After facing challenges in 2009 and 2010 during the sluggish fiscal recovery, the nonprofit that supports the San Diego Zoo came out firing.

It adopted a new name and image, calling itself San Diego Zoo Global as a way of emphasizing that the organization isn’t just a zoo but also does wildlife and conservation work in 35 countries.

The zoo conducted research and discovered that 10,000 supporters were affluent and good targets for seeking large donations.


Such efforts helped the zoo increase giving by 37.7 percent to $51-million in 2011. “One of the things that’s a real benefit for us is our worldwide brand,” says Mark Stuart, president of the Foundation of the Zoological Society of San Diego. “For many people, a trip to the San Diego Zoo is on their bucket list.”
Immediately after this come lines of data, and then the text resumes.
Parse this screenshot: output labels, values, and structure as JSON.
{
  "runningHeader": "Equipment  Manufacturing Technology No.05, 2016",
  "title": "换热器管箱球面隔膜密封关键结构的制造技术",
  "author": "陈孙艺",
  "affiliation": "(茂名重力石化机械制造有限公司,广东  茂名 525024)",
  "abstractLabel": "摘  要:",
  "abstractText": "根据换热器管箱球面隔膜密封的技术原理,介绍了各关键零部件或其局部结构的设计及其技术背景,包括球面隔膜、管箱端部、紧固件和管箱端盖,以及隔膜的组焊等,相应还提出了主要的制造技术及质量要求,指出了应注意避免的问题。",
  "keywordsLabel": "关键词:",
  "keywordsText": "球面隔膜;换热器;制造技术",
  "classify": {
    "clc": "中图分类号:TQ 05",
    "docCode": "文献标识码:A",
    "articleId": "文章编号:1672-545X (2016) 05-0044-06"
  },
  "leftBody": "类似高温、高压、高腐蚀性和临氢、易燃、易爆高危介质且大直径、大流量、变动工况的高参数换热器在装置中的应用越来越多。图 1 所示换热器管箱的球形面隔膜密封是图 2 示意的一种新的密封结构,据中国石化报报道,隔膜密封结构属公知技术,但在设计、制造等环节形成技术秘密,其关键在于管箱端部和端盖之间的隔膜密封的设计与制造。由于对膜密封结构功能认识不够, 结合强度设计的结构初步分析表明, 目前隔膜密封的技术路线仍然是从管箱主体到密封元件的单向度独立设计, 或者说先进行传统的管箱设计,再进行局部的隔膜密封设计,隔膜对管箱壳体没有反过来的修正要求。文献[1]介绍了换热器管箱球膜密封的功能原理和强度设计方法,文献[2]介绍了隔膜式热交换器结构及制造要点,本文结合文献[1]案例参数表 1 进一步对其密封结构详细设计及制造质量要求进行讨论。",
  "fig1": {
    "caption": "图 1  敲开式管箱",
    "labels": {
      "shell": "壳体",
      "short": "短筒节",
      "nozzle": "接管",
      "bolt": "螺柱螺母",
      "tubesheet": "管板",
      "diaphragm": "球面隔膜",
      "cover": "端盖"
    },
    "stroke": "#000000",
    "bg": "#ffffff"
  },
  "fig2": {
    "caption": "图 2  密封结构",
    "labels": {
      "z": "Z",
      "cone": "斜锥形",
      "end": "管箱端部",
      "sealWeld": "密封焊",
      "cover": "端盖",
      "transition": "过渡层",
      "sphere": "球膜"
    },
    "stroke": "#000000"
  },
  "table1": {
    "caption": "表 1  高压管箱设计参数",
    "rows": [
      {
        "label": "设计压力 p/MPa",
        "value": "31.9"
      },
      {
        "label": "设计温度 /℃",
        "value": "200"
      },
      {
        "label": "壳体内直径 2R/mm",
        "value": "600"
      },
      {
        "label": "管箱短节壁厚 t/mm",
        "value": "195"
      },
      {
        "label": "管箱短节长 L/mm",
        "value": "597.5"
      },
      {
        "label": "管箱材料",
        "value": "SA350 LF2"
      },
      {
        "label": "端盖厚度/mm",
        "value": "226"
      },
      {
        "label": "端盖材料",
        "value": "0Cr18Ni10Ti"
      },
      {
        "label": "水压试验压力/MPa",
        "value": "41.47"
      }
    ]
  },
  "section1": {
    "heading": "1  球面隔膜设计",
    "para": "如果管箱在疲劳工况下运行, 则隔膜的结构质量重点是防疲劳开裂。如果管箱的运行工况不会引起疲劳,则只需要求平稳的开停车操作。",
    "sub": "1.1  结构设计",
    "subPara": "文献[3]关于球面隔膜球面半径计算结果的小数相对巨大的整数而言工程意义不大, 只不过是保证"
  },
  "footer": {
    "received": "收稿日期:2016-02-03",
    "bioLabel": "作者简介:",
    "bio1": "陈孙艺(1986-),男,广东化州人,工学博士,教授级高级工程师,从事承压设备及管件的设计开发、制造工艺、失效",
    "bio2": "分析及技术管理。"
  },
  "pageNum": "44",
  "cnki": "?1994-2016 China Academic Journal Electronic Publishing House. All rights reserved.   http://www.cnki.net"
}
The zoo takes pains to make a behind-the-scenes tour a memorable experience for wealthy donors, such as Conrad Prebys, the San Diego construction and real-estate mogul.

Potential donors get a chance to see giraffes and pandas up close. Two weeks later, they receive a handmade booklet of pictures shot by an in-house photographer to personalize the experience even more.

Such visits are prompting big gifts, like the $15-million from Mr. Prebys in 2011, the biggest donation the zoo has ever received in its history.

“Our scrapbooks make corporate CEO’s weep,” says Mr. Stuart, who has one staff member who devotes her time to scrapbooking. “They’re treasured. I call it our secret weapon. Our scrapbooks win for us time after time.”